On August 24, a 10-year-old girl was sent home on her first day back to school in Gainesville, Florida, for wearing a shirt with the words 'Islam Is Of The Devil' printed on it. Who was this girl? She was Faith Sapp, daughter of Wayne Sapp, pastor of the controversial church, the DoveWorldOutreachCenter, in northwest Gainesville. This church drew protests last month when it displayed a series of hand-painted signs that read "Islam is of the devil."
Next day, more children from the DoveWorldOutreachCenter arrived at area public schools with shirts bearing the anti-Islam message. One Gainesville High student, Emily Sapp, 15, another daughter of Wayne Sapps, and two Eastside High students were sent home and a student at Westwood Middle had to change clothes because of the shirt.
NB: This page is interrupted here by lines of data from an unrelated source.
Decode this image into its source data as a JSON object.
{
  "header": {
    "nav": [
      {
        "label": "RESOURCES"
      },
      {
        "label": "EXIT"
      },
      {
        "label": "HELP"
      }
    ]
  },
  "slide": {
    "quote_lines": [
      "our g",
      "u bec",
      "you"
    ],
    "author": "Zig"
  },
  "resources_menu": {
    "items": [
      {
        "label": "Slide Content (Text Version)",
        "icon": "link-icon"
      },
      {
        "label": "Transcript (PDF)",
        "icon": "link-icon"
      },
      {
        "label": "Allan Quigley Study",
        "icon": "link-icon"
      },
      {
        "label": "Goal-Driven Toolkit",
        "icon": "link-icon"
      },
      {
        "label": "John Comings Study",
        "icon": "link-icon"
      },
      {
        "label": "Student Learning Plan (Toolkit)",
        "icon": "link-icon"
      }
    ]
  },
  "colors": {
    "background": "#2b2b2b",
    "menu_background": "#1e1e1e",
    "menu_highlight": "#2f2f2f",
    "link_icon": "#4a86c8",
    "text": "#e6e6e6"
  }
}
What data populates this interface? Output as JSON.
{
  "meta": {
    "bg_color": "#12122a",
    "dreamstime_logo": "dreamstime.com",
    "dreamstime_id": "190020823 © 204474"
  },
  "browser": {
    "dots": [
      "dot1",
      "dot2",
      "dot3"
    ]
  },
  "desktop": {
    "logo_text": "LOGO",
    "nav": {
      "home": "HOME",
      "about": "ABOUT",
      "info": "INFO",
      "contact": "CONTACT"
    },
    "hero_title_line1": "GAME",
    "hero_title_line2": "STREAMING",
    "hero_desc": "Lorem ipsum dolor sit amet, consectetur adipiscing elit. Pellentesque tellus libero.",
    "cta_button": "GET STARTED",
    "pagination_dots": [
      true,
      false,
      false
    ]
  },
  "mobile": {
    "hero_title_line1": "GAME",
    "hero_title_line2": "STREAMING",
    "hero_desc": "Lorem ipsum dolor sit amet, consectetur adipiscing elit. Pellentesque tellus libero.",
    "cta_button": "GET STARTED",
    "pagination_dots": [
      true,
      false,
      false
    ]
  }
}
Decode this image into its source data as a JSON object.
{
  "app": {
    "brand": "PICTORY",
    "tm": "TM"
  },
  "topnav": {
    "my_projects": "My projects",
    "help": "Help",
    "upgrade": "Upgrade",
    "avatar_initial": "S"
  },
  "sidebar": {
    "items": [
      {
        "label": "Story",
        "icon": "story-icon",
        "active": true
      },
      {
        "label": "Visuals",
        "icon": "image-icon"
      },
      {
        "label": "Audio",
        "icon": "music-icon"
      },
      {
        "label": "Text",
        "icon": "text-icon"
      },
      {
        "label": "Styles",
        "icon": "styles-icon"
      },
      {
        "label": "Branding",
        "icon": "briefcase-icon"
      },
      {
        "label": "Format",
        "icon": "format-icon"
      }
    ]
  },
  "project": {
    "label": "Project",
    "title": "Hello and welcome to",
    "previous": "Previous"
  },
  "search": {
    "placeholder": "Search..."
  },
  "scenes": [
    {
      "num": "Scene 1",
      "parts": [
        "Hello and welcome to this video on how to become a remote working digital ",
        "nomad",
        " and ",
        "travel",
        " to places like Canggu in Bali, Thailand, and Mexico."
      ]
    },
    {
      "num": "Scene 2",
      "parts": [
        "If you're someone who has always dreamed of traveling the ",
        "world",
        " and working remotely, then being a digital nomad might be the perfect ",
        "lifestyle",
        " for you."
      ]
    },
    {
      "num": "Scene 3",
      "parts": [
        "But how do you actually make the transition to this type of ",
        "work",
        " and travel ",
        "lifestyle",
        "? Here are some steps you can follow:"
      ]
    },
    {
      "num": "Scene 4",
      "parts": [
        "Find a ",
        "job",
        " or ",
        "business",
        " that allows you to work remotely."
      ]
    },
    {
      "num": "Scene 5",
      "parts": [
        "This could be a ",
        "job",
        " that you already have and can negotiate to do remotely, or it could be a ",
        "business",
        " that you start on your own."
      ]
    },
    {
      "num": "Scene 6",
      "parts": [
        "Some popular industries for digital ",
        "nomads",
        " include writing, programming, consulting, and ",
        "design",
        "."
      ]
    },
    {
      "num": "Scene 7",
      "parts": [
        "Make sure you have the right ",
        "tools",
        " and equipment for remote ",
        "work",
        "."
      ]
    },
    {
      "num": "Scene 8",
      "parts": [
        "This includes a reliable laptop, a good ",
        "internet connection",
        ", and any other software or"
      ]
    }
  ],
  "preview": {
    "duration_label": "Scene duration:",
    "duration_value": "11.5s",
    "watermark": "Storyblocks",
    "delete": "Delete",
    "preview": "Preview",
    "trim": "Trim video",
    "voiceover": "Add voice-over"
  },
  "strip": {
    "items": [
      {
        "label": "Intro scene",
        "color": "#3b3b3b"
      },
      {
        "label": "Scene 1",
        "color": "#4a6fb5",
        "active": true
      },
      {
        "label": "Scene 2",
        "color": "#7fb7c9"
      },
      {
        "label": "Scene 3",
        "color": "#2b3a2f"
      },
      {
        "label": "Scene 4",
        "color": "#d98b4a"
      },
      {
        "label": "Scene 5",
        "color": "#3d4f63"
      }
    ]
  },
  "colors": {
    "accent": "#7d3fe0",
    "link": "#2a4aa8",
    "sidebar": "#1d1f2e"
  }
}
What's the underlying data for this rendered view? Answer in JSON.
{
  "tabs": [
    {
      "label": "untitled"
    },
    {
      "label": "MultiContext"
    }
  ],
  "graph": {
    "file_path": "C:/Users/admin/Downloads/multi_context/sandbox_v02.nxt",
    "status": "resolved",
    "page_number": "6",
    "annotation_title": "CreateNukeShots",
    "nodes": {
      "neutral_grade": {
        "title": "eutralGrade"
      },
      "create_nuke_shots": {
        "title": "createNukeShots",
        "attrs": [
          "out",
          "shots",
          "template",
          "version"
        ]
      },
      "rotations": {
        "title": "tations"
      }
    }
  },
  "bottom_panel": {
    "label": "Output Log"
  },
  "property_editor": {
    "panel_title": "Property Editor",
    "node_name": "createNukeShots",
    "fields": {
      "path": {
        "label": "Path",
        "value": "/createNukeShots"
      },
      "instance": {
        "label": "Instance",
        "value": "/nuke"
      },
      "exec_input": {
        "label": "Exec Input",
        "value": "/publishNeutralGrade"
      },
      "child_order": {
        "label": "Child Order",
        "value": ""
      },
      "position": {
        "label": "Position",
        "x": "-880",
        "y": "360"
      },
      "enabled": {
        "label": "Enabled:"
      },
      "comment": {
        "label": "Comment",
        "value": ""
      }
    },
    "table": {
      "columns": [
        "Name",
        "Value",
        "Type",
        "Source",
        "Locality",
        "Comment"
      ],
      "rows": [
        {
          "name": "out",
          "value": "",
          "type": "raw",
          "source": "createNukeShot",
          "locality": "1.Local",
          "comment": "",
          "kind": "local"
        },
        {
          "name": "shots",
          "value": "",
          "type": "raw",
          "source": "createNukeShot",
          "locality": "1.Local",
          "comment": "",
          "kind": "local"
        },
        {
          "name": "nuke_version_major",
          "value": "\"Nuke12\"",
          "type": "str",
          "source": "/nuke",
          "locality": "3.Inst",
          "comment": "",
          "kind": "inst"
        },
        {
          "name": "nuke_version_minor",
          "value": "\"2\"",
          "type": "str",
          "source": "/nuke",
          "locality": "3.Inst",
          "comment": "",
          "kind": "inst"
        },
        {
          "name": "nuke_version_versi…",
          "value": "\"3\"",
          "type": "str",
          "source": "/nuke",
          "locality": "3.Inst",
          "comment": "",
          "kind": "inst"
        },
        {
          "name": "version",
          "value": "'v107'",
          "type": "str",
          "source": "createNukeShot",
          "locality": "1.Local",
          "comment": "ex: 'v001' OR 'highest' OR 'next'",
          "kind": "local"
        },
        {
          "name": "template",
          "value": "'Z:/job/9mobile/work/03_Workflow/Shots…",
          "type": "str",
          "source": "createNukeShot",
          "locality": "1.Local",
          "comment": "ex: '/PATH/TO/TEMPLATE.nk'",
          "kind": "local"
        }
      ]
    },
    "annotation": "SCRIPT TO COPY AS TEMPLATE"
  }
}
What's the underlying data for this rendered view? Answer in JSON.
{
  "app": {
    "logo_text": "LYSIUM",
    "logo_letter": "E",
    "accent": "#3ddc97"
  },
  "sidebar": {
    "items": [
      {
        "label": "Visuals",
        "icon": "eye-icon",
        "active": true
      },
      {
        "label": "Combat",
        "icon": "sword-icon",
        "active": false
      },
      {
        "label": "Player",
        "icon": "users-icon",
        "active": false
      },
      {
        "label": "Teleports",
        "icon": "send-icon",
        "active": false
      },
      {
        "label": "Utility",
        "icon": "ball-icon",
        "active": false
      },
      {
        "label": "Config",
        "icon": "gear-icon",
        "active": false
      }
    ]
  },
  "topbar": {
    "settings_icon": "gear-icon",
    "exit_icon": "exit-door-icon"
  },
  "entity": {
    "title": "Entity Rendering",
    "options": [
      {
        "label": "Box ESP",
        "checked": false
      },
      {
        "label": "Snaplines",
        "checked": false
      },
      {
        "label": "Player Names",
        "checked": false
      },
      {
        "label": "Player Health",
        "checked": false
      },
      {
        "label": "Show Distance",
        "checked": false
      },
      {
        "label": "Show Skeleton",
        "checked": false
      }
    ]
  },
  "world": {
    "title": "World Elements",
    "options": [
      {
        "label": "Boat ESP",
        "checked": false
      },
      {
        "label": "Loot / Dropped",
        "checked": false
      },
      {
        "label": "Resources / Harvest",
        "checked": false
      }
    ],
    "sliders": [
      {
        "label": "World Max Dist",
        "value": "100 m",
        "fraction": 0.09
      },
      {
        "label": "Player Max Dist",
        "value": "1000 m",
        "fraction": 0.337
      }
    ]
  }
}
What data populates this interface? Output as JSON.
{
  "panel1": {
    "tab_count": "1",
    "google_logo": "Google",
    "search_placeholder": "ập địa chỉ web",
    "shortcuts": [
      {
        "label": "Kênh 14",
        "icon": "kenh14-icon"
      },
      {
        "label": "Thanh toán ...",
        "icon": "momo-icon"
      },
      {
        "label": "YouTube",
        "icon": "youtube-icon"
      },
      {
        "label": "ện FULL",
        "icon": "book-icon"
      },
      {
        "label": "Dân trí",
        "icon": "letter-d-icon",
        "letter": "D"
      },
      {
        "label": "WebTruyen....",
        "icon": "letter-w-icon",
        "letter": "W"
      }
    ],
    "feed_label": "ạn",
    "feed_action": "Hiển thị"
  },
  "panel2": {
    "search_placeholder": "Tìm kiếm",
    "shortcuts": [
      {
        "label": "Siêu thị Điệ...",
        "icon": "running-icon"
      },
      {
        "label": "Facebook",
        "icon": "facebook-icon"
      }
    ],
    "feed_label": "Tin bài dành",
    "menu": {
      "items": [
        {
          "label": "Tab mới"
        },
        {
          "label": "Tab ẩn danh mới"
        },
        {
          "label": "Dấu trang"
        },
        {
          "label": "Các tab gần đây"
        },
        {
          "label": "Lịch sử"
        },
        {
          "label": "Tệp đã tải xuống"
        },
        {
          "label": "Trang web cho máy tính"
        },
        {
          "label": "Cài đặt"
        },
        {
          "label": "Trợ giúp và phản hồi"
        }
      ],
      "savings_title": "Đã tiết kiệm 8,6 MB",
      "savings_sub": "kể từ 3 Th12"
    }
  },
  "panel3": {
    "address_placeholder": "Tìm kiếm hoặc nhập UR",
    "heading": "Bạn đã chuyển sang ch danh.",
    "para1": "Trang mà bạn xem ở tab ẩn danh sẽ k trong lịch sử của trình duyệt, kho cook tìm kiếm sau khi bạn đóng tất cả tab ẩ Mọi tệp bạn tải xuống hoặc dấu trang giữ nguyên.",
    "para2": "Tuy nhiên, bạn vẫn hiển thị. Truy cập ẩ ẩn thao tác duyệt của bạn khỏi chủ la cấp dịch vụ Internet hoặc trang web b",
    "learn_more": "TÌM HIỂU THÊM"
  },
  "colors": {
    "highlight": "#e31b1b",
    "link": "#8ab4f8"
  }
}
On their front, the T-shirts had a verse from the Gospel of John: "Jesus answered I am the way and the truth and the life; no one goes to the Father except through me," and this statement, "I stand in trust with DoveOutreachCenter." The message "Islam is of the Devil" is on the back of the shirt.
Is this freedom of speech? Certainly it is not. It is the abuse of the freedom of expression as guaranteed by our constitution.
According to School district staff attorney Tom Wittmer, the school district allows students to express their religious beliefs but also must protect other students, such as members of the Muslim faith, from discrimination based on their religious beliefs since there has to be equal treatment of different faiths.